Hi, Literature:There are a couple of books that conserns this subject, and which one you should read depends on how technical you want to get. You probably want to look into semimartingales, which can be regarded as "the set of nice integrators", i.e. processes that makes the integral "work". The advantage of this approach is that you develop a general integral, and don't have to look at the integral for all sort of different processes beeing the integrator. The classical work for people coming from a mathematical background would be Phillip Protters "Stochastic Integration and Differential Equations", on Springer Verlag. This book is quite technical. Here you will find Itos formula for semimartingales, which includes Levy processes, and hence also Poisson processes. An alternative would be Cont/Tankovs "Financial Modelling With Jump Processes", Chapman Hall. This is, as they claim, for experienced praticioners, or something. I find the book an easy read, but illustrative with a sort of practical argumentation and way of looking at things. However, i find a lot of typos which are a bit annoying. A third alternative is Applebaums "Levy Processes and Stochastic Calculus", which is also a good alternative which is not so demanding as Protters book. I couldn't tell you the difference between a counting and a point process, but I belive a counting process just counts the number of events - like a Poisson process that counts the times of jumps. A jump process is any process pluss a term involving a jump - typically a brownian motion with drift plus a compound poisson. A pure jump process contains only jumps - no drift or brownian component. Given a jump process one could identify the time of the jumps, then a associated random measure N and the summation{f(X(s-)) - f(X(s))} = summation{ delta(f(X(s))) } would equal integral{ delta(f(X(s))) N(t,dx) } -- in a wery heuristically fashion. Not trivial, although quite intuiutive, as you can imagine.
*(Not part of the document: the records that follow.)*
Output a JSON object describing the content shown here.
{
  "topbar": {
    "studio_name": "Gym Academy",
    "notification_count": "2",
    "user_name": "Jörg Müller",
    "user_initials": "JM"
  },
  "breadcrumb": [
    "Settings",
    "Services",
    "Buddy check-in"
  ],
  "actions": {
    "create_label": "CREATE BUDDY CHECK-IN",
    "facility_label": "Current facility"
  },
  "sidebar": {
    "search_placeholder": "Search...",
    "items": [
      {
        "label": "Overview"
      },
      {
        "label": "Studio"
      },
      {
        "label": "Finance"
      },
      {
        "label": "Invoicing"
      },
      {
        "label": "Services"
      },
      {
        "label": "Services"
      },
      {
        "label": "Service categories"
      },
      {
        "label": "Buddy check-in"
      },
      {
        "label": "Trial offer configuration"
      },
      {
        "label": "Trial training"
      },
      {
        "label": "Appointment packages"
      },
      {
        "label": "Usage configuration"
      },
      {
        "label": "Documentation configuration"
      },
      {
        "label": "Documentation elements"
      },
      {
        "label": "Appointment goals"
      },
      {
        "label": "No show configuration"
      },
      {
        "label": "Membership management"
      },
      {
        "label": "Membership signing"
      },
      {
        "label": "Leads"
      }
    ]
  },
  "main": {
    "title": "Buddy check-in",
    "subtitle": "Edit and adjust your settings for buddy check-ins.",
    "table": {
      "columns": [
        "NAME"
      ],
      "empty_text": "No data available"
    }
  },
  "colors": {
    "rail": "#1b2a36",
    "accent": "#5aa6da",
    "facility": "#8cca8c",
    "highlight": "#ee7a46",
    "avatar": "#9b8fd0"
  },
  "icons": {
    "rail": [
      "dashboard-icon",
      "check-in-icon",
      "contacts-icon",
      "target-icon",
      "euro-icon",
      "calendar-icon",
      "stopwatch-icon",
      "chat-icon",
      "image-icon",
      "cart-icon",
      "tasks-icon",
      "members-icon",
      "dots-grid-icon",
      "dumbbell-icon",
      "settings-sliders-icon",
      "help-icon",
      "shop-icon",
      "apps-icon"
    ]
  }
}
Hope this is of any help -- S

I suppose you want the process to be self-consistent. Then the jumps follow Poisson process. Look at a certain jump size J. Let P(t) be the probability that a jump of size J did not happen during a time interval of length t. Now look at two consequtive intervals of length t and s. Selfconsistency gives P(t + s) = P(t)*P(s) and you concludethat P(t) = exp(-lambda*t), i.e. Poisson process. Basically each jump size J has its own frequency lambda(J). If lambda = integral lambda(J) dJ is finite then the it is a finite activity jump process and lambda(J)/lambda is the distribution of jump sizes given that a jump of any size occured. It could be useful for some formulas,eg Merton gaussian jumps or exponential jumps.If integral lambda(J) dJ is infinite then it is an infinte activity jump process, eg variance gamma and similar stuff.Both cases can be treated similarly via Fourier transform for european options.Unrelated:Of course you can make the diffusion vol and lambdas follow some jump+diffusion too ....

Does anyone use double exponential jumps?